You are viewing a plain text version of this content. The canonical link for it is here.
Posted to dev@whirr.apache.org by Andrei Savu <sa...@gmail.com> on 2011/12/20 10:47:43 UTC

Processing Common Crawl data with Whirr

Here is an interesting article about how to process Common Crawl data using
Amazon EMR:
http://www.commoncrawl.org/mapreduce-for-the-masses/

I think we should be able to do something similar with Whirr quite easily.

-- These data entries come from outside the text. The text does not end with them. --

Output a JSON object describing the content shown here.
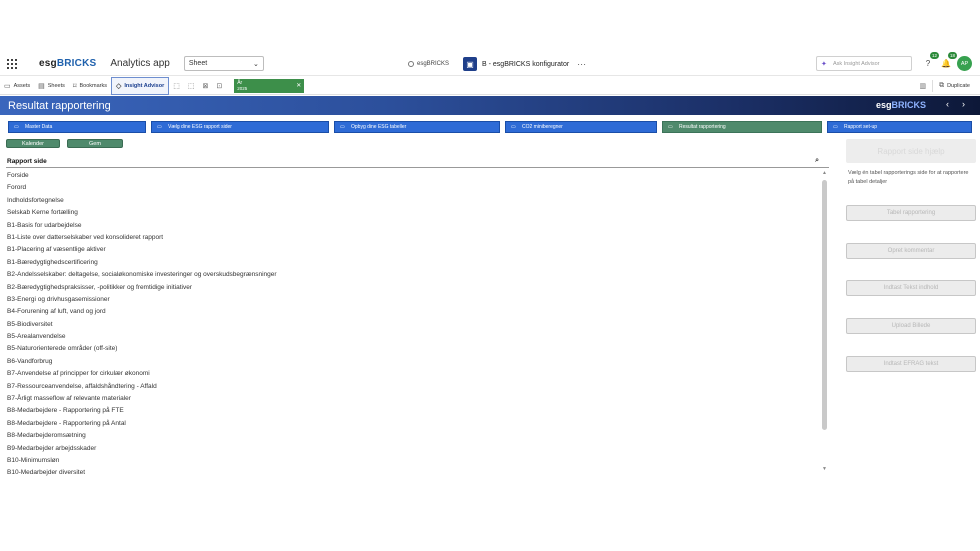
{
  "topbar": {
    "logo_prefix": "esg",
    "logo_bold": "BRICKS",
    "app_name": "Analytics app",
    "sheet_select": "Sheet",
    "user_label": "esgBRICKS",
    "app_title": "B - esgBRICKS konfigurator",
    "more": "···",
    "ask_placeholder": "Ask Insight Advisor",
    "help_badge": "12",
    "notif_badge": "18",
    "avatar_initials": "AP"
  },
  "toolbar": {
    "assets": "Assets",
    "sheets": "Sheets",
    "bookmarks": "Bookmarks",
    "insight_advisor": "Insight Advisor",
    "selection_label": "År",
    "selection_value": "2025",
    "duplicate": "Duplicate"
  },
  "banner": {
    "title": "Resultat rapportering",
    "logo_prefix": "esg",
    "logo_bold": "BRICKS",
    "prev": "‹",
    "next": "›"
  },
  "nav": [
    {
      "label": "Master Data"
    },
    {
      "label": "Vælg dine ESG rapport sider"
    },
    {
      "label": "Opbyg dine ESG tabeller"
    },
    {
      "label": "CO2 miniberegner"
    },
    {
      "label": "Resultat rapportering"
    },
    {
      "label": "Rapport set-up"
    }
  ],
  "actions": {
    "kalender": "Kalender",
    "gem": "Gem"
  },
  "table": {
    "header": "Rapport side",
    "rows": [
      "Forside",
      "Forord",
      "Indholdsfortegnelse",
      "Selskab Kerne fortælling",
      "B1-Basis for udarbejdelse",
      "B1-Liste over datterselskaber ved konsolideret rapport",
      "B1-Placering af væsentlige aktiver",
      "B1-Bæredygtighedscertificering",
      "B2-Andelsselskaber: deltagelse, socialøkonomiske investeringer og overskudsbegrænsninger",
      "B2-Bæredygtighedspraksisser, -politikker og fremtidige initiativer",
      "B3-Energi og drivhusgasemissioner",
      "B4-Forurening af luft, vand og jord",
      "B5-Biodiversitet",
      "B5-Arealanvendelse",
      "B5-Naturorienterede områder (off-site)",
      "B6-Vandforbrug",
      "B7-Anvendelse af principper for cirkulær økonomi",
      "B7-Ressourceanvendelse, affaldshåndtering - Affald",
      "B7-Årligt masseflow af relevante materialer",
      "B8-Medarbejdere - Rapportering på FTE",
      "B8-Medarbejdere - Rapportering på Antal",
      "B8-Medarbejderomsætning",
      "B9-Medarbejder arbejdsskader",
      "B10-Minimumsløn",
      "B10-Medarbejder diversitet"
    ]
  },
  "right_panel": {
    "main_button": "Rapport side hjælp",
    "help_text": "Vælg én tabel rapporterings side for at rapportere på tabel detaljer",
    "buttons": [
      "Tabel rapportering",
      "Opret kommentar",
      "Indtast Tekst indhold",
      "Upload Billede",
      "Indtast EFRAG tekst"
    ]
  }
}
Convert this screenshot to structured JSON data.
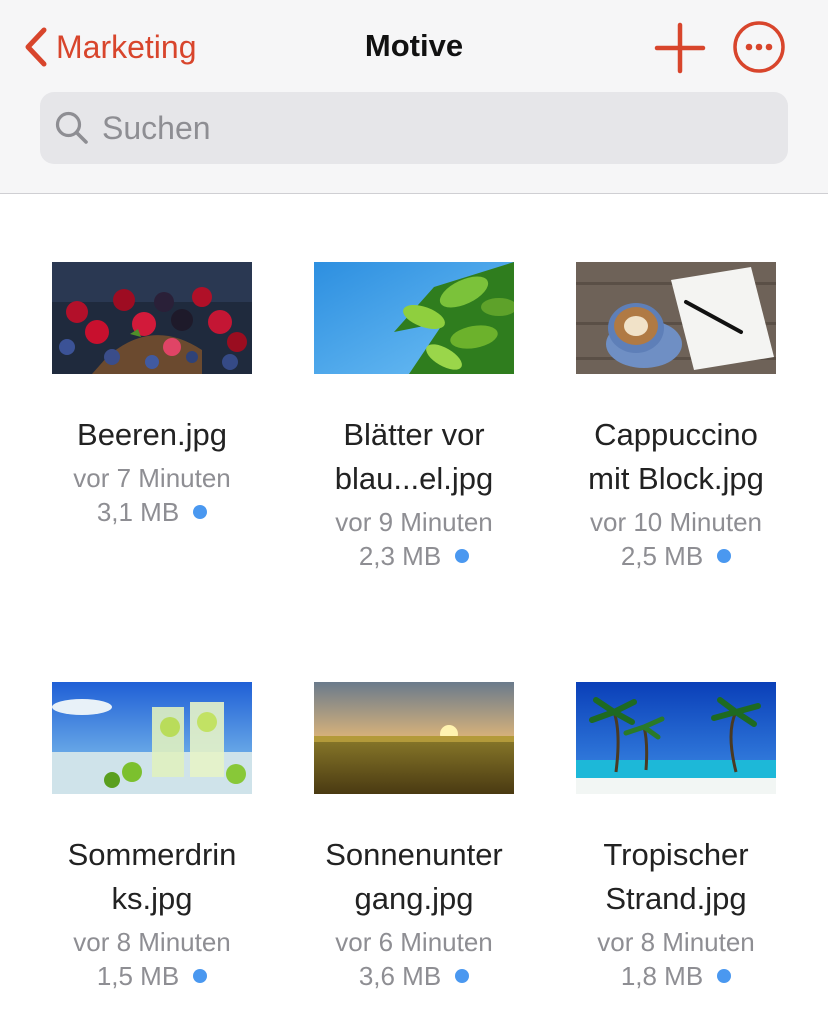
{
  "nav": {
    "back_label": "Marketing",
    "title": "Motive",
    "accent_color": "#d8452c"
  },
  "search": {
    "placeholder": "Suchen",
    "value": ""
  },
  "files": [
    {
      "name_line1": "Beeren.jpg",
      "name_line2": "",
      "modified": "vor 7 Minuten",
      "size": "3,1 MB",
      "thumbnail": "berries-photo"
    },
    {
      "name_line1": "Blätter vor",
      "name_line2": "blau...el.jpg",
      "modified": "vor 9 Minuten",
      "size": "2,3 MB",
      "thumbnail": "leaves-sky-photo"
    },
    {
      "name_line1": "Cappuccino",
      "name_line2": "mit Block.jpg",
      "modified": "vor 10 Minuten",
      "size": "2,5 MB",
      "thumbnail": "cappuccino-notebook-photo"
    },
    {
      "name_line1": "Sommerdrin",
      "name_line2": "ks.jpg",
      "modified": "vor 8 Minuten",
      "size": "1,5 MB",
      "thumbnail": "summer-drinks-photo"
    },
    {
      "name_line1": "Sonnenunter",
      "name_line2": "gang.jpg",
      "modified": "vor 6 Minuten",
      "size": "3,6 MB",
      "thumbnail": "sunset-field-photo"
    },
    {
      "name_line1": "Tropischer",
      "name_line2": "Strand.jpg",
      "modified": "vor 8 Minuten",
      "size": "1,8 MB",
      "thumbnail": "tropical-beach-photo"
    }
  ],
  "sync_dot_color": "#4a98f0"
}
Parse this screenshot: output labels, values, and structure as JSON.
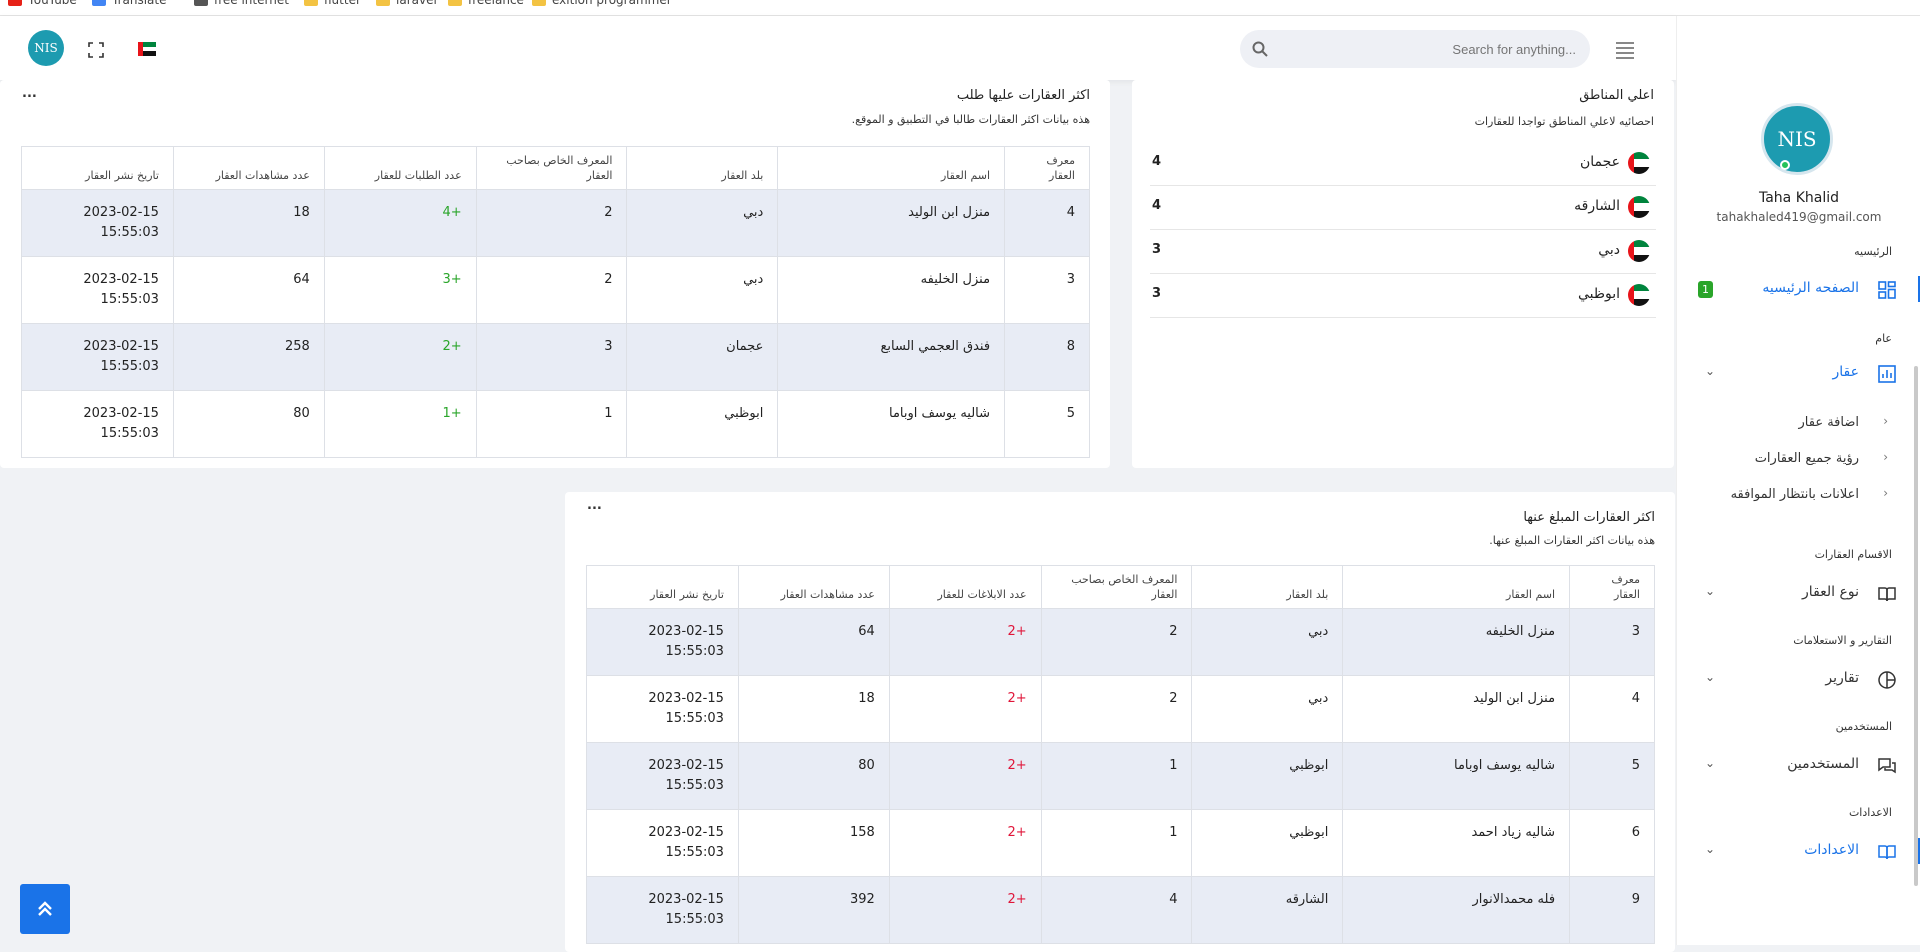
{
  "bookmarks": [
    {
      "label": "YouTube",
      "icon": "youtube-icon",
      "color": "#e62117"
    },
    {
      "label": "Translate",
      "icon": "translate-icon",
      "color": "#4285f4"
    },
    {
      "label": "free internet",
      "icon": "globe-icon",
      "color": "#555555"
    },
    {
      "label": "flutter",
      "icon": "folder-icon",
      "color": "#f3c343"
    },
    {
      "label": "laravel",
      "icon": "folder-icon",
      "color": "#f3c343"
    },
    {
      "label": "freelance",
      "icon": "folder-icon",
      "color": "#f3c343"
    },
    {
      "label": "exition programmer",
      "icon": "folder-icon",
      "color": "#f3c343"
    }
  ],
  "header": {
    "search_placeholder": "Search for anything...",
    "menu_icon": "hamburger-icon",
    "search_icon": "search-icon",
    "fullscreen_icon": "fullscreen-icon",
    "flag_icon": "uae-flag-icon",
    "logo_text": "NIS"
  },
  "colors": {
    "accent": "#1a73e8",
    "positive": "#2aa52a",
    "negative": "#e0163a",
    "row_stripe": "#e8ecf5"
  },
  "top_regions": {
    "title": "اعلي المناطق",
    "subtitle": "احصائيه لاعلي المناطق تواجدا للعقارات",
    "items": [
      {
        "name": "عجمان",
        "count": "4"
      },
      {
        "name": "الشارقه",
        "count": "4"
      },
      {
        "name": "دبي",
        "count": "3"
      },
      {
        "name": "ابوظبي",
        "count": "3"
      }
    ]
  },
  "most_requested": {
    "title": "اكثر العقارات عليها طلب",
    "subtitle": "هذه بيانات اكثر العقارات طالبا في التطبيق و الموقع.",
    "more": "...",
    "headers": [
      "معرف العقار",
      "اسم العقار",
      "بلد العقار",
      "المعرف الخاص بصاحب العقار",
      "عدد الطلبات للعقار",
      "عدد مشاهدات العقار",
      "تاريخ نشر العقار"
    ],
    "rows": [
      {
        "id": "4",
        "name": "منزل ابن الوليد",
        "country": "دبي",
        "owner": "2",
        "count": "+4",
        "views": "18",
        "date": "2023-02-15 15:55:03"
      },
      {
        "id": "3",
        "name": "منزل الخليفه",
        "country": "دبي",
        "owner": "2",
        "count": "+3",
        "views": "64",
        "date": "2023-02-15 15:55:03"
      },
      {
        "id": "8",
        "name": "فندق العجمي السابع",
        "country": "عجمان",
        "owner": "3",
        "count": "+2",
        "views": "258",
        "date": "2023-02-15 15:55:03"
      },
      {
        "id": "5",
        "name": "شاليه يوسف اوباما",
        "country": "ابوظبي",
        "owner": "1",
        "count": "+1",
        "views": "80",
        "date": "2023-02-15 15:55:03"
      }
    ]
  },
  "most_reported": {
    "title": "اكثر العقارات المبلغ عنها",
    "subtitle": "هذه بيانات اكثر العقارات المبلغ عنها.",
    "more": "...",
    "headers": [
      "معرف العقار",
      "اسم العقار",
      "بلد العقار",
      "المعرف الخاص بصاحب العقار",
      "عدد الابلاغات للعقار",
      "عدد مشاهدات العقار",
      "تاريخ نشر العقار"
    ],
    "rows": [
      {
        "id": "3",
        "name": "منزل الخليفه",
        "country": "دبي",
        "owner": "2",
        "count": "+2",
        "views": "64",
        "date": "2023-02-15 15:55:03"
      },
      {
        "id": "4",
        "name": "منزل ابن الوليد",
        "country": "دبي",
        "owner": "2",
        "count": "+2",
        "views": "18",
        "date": "2023-02-15 15:55:03"
      },
      {
        "id": "5",
        "name": "شاليه يوسف اوباما",
        "country": "ابوظبي",
        "owner": "1",
        "count": "+2",
        "views": "80",
        "date": "2023-02-15 15:55:03"
      },
      {
        "id": "6",
        "name": "شاليه زياد احمد",
        "country": "ابوظبي",
        "owner": "1",
        "count": "+2",
        "views": "158",
        "date": "2023-02-15 15:55:03"
      },
      {
        "id": "9",
        "name": "فله محمدالانوار",
        "country": "الشارقه",
        "owner": "4",
        "count": "+2",
        "views": "392",
        "date": "2023-02-15 15:55:03"
      }
    ]
  },
  "sidebar": {
    "user_name": "Taha Khalid",
    "user_email": "tahakhaled419@gmail.com",
    "logo_text": "NIS",
    "sections": {
      "home": "الرئيسيه",
      "general": "عام",
      "categories": "الاقسام العقارات",
      "reports": "التقارير و الاستعلامات",
      "users": "المستخدمين",
      "settings": "الاعدادات"
    },
    "home_item": {
      "label": "الصفحه الرئيسيه",
      "badge": "1",
      "icon": "dashboard-icon"
    },
    "property_item": {
      "label": "عقار",
      "icon": "bar-chart-icon"
    },
    "sub_items": [
      "اضافة عقار",
      "رؤية جميع العقارات",
      "اعلانات بانتظار الموافقه"
    ],
    "type_item": {
      "label": "نوع العقار",
      "icon": "book-icon"
    },
    "reports_item": {
      "label": "تقارير",
      "icon": "pie-chart-icon"
    },
    "users_item": {
      "label": "المستخدمين",
      "icon": "chat-icon"
    },
    "settings_item": {
      "label": "الاعدادات",
      "icon": "book-open-icon"
    }
  },
  "scroll_top": {
    "icon": "double-chevron-up-icon"
  }
}
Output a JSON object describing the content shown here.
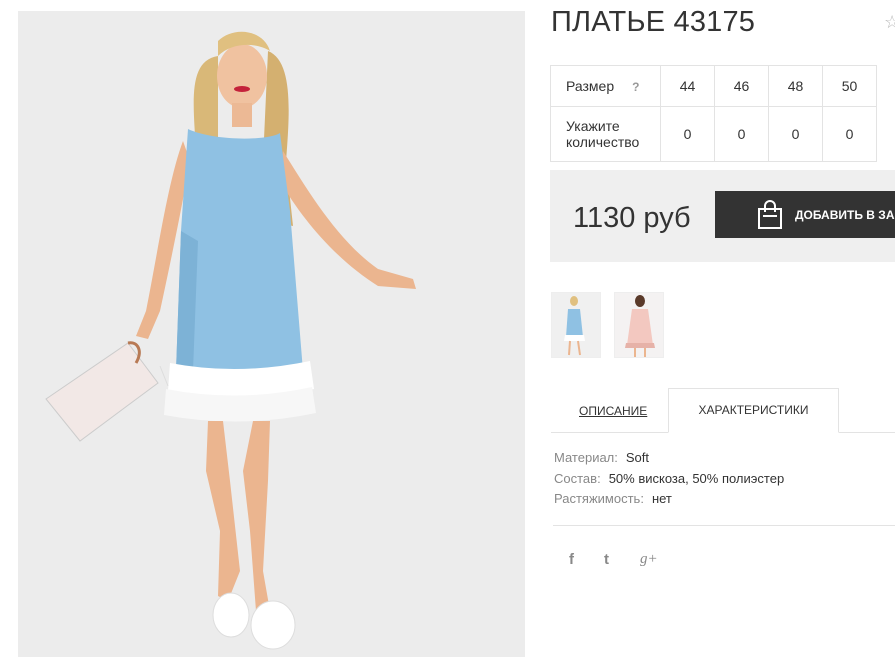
{
  "product": {
    "title": "ПЛАТЬЕ 43175",
    "star": "☆"
  },
  "sizes": {
    "size_label": "Размер",
    "help_mark": "?",
    "qty_label_line1": "Укажите",
    "qty_label_line2": "количество",
    "values": [
      "44",
      "46",
      "48",
      "50"
    ],
    "quantities": [
      "0",
      "0",
      "0",
      "0"
    ]
  },
  "price": {
    "amount": "1130 руб",
    "add_to_cart": "ДОБАВИТЬ В ЗАКАЗ"
  },
  "tabs": {
    "description": "ОПИСАНИЕ",
    "characteristics": "ХАРАКТЕРИСТИКИ"
  },
  "specs": [
    {
      "key": "Материал:",
      "value": "Soft"
    },
    {
      "key": "Состав:",
      "value": "50% вискоза, 50% полиэстер"
    },
    {
      "key": "Растяжимость:",
      "value": "нет"
    }
  ],
  "social": {
    "facebook": "f",
    "twitter": "t",
    "google": "g+"
  },
  "colors": {
    "dress_blue": "#8fc1e3",
    "dress_pink": "#f3c8c0",
    "button_dark": "#333333",
    "price_bg": "#efefef"
  }
}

I will give it a try soon.

-- Andrei Savu

Re: Processing Common Crawl data with Whirr

Posted by Tom White <to...@cloudera.com>.
This article by Mat Kelcey about processing Common Crawl data looks
interesting too:

http://matpalm.com/blog/2011/12/10/common_crawl_visible_text/

Cheers,
Tom

On Tue, Dec 20, 2011 at 1:47 AM, Andrei Savu <sa...@gmail.com> wrote:
> Here is an interesting article about how to process Common Crawl data using
> Amazon EMR:
> http://www.commoncrawl.org/mapreduce-for-the-masses/
>
> I think we should be able to do something similar with Whirr quite easily.
>
> I will give it a try soon.
>
> -- Andrei Savu